Olá, Joyce, obrigado por nos receber! Estamos felizes que nossos caminhos finalmente se cruzaram, especialmente agora que você lançou ‘Zeitkapsel’, um álbum que genuinamente exemplifica quem você é. Parabéns por isso!
Obrigada! Agradeço seu feedback. Tenho que dizer que estou bastante ocupada, porque desde que decidi lançar um selo para apresentar o álbum, tenho feito muito trabalho nos bastidores; mesmo com uma ótima equipe, tudo depende de mim, tenho que tomar muitas decisões, tenho que fazer o podcast e há muitas coisas acontecendo nos bastidores.
Este ano não escrevi muitas faixas novas porque estou construindo um novo estúdio. Tem sido um ano agitado para mim, também tenho muitos shows pela frente.
É extraordinário que você tenha mencionado que decidiu lançar seu próprio selo depois de lançar em grandes gravadoras como Gigolo Records ou Exploited, entre outras. O que te motivou a criar um selo?
Quando terminei ‘Zeitkapsel’, sabia que não deveria ser um dance album clássico, principalmente porque envolvia todos esses tipos de gêneros. Então, sabia que se fosse assiná-lo com um selo, teria que ser um selo que abrangesse todos os gêneros. A maioria dos selos com os quais tenho trabalhado são especializados em dance mu- sic, e quando tinha algumas faixas prontas, um amigo me convenceu a me candidatar a um projeto para obter apoio do governo austríaco, tudo estava acontecendo durante a pandemia, então me candidatei e consegui o apoio. Isso me proporcionou algum suporte para produzir o álbum e fazer coisas que poderiam ser difíceis de fazer ou custar muito dinheiro.
Quando finalmente terminei o álbum, falei com minha equipe e o enviei para alguns selos com os quais estou envolvida, a maioria deles estava interessada em lançá-lo, mas eu só queria ter o feedback deles e ver suas reações. Então, agradeci a eles e disse que queria lançá-lo no meu selo. Além disso, como ‘Zeitkapsel’ é completamente diferente do anterior, realmente levei tempo para escrevê-lo, revelando idéias que estavam em minha mente por tanto tempo.
O álbum conta toda a minha jornada musical, a música que costumava tocar quando comecei a ser DJ, como Drum & Bass, ou a música que me introduziu à música eletrônica, como Trip-Hop, ou gêneros como Hip Hop, Deep House, etc. Levei tempo para fazê-lo porque mergulhei mais fundo em minhas memórias e coleção de discos.
Verdade! É possível perceber que ‘Zeitkapsel’ é uma obra bastante cuidadosa, uma
“Quando terminei ‘Zeitkapsel’, sabia que não seria um dance album clássico, principalmente porque tenho todos esses tipos de gêneros envolvidos.” obra bem diferente do seu primeiro álbum, ‘Made in Vienna’.
Com certeza! Na época, eu disse ao meu empresário que tinha todas essas faixas, então decidimos juntar tudo, adicionar algumas músicas e incluí-las em ‘Made in Vienna’. ‘Zeitkapsel’ é um projeto que sempre quis fazer.

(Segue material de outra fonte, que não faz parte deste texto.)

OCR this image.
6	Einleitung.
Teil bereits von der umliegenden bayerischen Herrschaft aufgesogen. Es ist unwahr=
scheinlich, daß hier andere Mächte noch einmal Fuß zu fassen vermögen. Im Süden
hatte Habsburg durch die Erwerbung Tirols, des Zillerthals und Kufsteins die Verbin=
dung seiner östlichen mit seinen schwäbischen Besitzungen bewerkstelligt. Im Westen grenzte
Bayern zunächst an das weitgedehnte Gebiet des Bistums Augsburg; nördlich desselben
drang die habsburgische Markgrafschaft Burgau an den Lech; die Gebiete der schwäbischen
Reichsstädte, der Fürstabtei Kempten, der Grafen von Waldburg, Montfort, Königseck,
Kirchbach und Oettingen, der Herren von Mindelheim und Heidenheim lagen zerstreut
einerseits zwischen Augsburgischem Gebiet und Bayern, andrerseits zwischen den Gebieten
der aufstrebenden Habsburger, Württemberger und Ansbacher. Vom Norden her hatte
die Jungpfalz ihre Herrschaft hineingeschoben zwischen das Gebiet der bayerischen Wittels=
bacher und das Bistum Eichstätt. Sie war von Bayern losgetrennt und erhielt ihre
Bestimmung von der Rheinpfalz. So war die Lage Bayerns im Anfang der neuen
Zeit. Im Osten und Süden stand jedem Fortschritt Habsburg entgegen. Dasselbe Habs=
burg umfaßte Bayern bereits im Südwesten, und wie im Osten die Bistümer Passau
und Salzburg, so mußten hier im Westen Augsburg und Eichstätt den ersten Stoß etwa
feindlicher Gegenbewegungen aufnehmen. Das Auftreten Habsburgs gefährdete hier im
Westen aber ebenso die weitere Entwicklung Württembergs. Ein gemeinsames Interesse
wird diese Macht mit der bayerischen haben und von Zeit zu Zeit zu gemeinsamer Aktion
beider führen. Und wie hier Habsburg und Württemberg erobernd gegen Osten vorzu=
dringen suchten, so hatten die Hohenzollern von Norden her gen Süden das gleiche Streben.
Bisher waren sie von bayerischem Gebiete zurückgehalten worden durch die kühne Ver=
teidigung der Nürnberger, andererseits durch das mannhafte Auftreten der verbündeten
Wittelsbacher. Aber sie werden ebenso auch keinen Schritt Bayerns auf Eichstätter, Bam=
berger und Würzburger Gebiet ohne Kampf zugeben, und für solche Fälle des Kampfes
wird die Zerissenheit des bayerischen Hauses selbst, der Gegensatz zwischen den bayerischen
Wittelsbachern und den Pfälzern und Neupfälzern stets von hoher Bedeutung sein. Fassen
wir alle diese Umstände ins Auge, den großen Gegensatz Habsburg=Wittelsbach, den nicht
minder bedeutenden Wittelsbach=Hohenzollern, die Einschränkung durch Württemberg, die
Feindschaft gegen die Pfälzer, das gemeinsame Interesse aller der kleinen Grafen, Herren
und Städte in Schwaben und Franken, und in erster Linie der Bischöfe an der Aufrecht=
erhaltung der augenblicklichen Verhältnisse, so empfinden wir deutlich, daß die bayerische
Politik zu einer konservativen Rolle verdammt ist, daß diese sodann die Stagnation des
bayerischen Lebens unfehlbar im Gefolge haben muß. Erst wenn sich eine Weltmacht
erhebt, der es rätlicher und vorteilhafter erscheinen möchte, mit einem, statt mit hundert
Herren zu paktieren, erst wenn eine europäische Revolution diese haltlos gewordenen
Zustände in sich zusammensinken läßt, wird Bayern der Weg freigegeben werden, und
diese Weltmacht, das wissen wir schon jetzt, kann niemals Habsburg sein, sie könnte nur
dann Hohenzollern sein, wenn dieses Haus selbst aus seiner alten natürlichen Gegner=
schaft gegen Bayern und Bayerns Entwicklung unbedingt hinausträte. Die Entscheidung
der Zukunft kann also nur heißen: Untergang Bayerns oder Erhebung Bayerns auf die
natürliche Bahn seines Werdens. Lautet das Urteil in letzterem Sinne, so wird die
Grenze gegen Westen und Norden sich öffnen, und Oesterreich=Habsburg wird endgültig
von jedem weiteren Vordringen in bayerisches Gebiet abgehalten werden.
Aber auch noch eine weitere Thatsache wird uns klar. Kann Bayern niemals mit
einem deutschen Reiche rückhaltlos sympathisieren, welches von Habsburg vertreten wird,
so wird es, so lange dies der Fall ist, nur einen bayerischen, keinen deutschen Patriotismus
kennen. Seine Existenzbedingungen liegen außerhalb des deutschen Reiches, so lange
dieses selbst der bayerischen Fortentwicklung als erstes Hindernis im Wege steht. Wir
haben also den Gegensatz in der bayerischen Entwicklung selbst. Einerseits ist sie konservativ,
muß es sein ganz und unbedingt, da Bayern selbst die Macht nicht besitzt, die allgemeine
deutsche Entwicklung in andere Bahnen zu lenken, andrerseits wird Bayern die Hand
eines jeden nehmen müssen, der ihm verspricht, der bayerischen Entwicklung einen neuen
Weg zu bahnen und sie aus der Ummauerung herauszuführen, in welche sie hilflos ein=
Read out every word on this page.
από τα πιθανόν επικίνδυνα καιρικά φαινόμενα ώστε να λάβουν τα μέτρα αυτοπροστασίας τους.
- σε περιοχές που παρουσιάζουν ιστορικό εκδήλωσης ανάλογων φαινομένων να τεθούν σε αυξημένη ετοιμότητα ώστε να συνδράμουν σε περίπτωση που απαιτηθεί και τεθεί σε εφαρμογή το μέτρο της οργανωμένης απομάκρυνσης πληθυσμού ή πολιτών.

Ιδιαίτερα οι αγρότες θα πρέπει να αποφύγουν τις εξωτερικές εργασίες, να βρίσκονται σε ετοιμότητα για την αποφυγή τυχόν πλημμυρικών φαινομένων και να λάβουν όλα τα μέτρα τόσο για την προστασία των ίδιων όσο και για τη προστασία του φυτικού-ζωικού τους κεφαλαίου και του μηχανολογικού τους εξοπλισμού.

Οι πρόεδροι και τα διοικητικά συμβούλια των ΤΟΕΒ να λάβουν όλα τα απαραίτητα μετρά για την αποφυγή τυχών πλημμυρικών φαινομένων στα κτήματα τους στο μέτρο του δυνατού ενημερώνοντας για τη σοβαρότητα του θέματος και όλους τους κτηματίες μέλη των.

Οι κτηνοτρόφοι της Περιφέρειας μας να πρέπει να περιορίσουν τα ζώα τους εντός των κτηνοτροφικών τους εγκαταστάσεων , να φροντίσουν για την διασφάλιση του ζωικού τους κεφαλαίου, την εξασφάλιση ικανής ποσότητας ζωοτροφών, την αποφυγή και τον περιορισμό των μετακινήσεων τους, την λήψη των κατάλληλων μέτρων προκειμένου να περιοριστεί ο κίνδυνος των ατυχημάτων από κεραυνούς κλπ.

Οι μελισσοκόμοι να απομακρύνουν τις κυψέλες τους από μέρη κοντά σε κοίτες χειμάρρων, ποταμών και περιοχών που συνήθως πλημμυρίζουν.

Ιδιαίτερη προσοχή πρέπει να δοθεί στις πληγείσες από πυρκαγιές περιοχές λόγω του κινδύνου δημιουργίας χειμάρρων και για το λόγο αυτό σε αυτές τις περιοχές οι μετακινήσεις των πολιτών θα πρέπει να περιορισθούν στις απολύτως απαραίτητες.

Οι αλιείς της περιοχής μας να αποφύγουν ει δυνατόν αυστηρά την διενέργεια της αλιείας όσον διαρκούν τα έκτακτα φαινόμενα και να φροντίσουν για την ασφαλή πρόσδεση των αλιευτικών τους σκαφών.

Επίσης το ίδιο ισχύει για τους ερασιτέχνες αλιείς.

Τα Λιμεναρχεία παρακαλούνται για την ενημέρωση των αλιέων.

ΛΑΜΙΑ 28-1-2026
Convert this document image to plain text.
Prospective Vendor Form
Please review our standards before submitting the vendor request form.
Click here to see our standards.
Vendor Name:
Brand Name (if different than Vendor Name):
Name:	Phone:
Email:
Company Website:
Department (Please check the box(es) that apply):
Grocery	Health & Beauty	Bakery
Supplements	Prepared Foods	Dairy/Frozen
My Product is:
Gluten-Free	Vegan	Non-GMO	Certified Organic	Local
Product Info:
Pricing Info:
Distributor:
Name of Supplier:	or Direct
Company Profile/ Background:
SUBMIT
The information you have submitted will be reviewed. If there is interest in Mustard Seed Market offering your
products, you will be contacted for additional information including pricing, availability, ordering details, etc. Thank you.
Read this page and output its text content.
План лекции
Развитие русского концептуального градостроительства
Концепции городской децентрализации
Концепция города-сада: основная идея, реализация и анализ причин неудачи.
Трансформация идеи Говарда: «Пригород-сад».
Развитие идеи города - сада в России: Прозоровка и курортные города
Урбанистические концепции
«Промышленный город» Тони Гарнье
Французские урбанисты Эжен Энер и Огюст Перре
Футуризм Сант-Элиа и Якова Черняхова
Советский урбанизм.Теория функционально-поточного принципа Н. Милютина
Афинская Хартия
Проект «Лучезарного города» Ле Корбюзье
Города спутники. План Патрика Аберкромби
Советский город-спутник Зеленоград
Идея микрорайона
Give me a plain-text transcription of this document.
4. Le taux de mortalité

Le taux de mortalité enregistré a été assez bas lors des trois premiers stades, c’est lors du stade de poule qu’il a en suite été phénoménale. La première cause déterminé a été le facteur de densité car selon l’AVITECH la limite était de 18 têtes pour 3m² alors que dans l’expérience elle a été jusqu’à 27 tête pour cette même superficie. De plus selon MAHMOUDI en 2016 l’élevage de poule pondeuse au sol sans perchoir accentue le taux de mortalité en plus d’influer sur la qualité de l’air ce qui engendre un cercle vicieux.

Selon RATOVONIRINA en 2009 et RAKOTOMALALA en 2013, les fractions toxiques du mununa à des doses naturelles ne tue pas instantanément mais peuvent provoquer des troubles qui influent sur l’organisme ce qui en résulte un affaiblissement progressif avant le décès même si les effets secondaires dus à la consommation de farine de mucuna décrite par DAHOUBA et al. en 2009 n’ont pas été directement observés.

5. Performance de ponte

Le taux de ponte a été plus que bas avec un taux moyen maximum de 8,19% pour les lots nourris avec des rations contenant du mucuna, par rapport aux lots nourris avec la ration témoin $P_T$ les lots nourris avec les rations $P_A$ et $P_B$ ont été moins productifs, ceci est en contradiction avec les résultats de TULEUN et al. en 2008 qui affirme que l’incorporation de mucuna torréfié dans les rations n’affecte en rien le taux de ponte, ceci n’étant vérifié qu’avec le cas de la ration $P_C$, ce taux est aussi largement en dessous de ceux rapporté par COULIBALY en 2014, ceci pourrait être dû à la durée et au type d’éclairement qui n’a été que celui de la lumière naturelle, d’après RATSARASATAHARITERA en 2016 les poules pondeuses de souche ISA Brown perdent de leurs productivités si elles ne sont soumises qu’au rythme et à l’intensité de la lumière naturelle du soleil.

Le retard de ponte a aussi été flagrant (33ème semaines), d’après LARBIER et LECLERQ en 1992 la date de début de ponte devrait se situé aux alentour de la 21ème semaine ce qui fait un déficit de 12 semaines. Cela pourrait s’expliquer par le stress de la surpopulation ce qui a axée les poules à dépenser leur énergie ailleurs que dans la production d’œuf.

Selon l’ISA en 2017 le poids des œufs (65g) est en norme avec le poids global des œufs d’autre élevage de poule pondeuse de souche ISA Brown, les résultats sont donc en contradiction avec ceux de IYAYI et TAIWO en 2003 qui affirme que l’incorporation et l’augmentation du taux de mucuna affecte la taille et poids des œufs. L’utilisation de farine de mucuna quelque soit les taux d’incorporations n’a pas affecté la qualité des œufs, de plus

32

Coloquei-me na posição de produtora para experimentar coisas novas, pois produzir uma faixa de house ou de clube é muito diferente de criar uma faixa de Hip-Hop ou Drum & Bass.
Durante a pandemia, finalmente tive tempo para me encontrar e desenvolver minhas habilidades técnicas, o que levou minha personalidade a um nível mais alto, porque agora sei que posso criar uma faixa de Hip-Hop. Basicamente, ‘Zeitkapsel’ mostra minha interpretação desses gêneros que fazem parte da minha jornada musical.
Quais gêneros e músicos você diria que ajudaram a definir a identidade deste trabalho?
Tenho formação musical diferente. Por exemplo, se você ouvir a faixa ‘Imagine’, em colaboração com Roland Clark, isso me faz voltar à resistência underground.
‘Bangalore Girl’ é uma faixa que me remete aos sons soulful, jungle e mellow Drum & Bass que costumava tocar quando tinha dezessete anos. Um dos DJs e produtores mais impressionantes desse gênero é o DJ Marky, que se tornou uma parte essencial disso, ele me deu seu feedback sobre a minha primeira faixa de Drum & Bass, e foi incrível. Ele é alguém que admiro muito e foi fundamental em minha carreira.
Sempre tive essa ideia de misturar samba com electro. Tenho uma grande influência de samba por causa da minha família no Brasil, e lembro que meu tio-avô costumava liderar uma banda de samba nos anos setenta em São Paulo. Além disso, as festas da nossa família sempre tinham boas sessões de percussão. Por outro lado, sou fã de electro. Como residente do Club Flex, toquei de tudo, de Hip-Hop a Electro House. Também descobri o Gigolo Records, do qual me tornei uma fã fiel, e hoje o DJ Hell é um grande amigo meu, então, como disse, sempre quis misturar electro com samba, e quando estava trabalhando na batida de ‘Arrivederci Bella’, pensei que poderia ser algo em que poderia trazer minhas próprias vozes.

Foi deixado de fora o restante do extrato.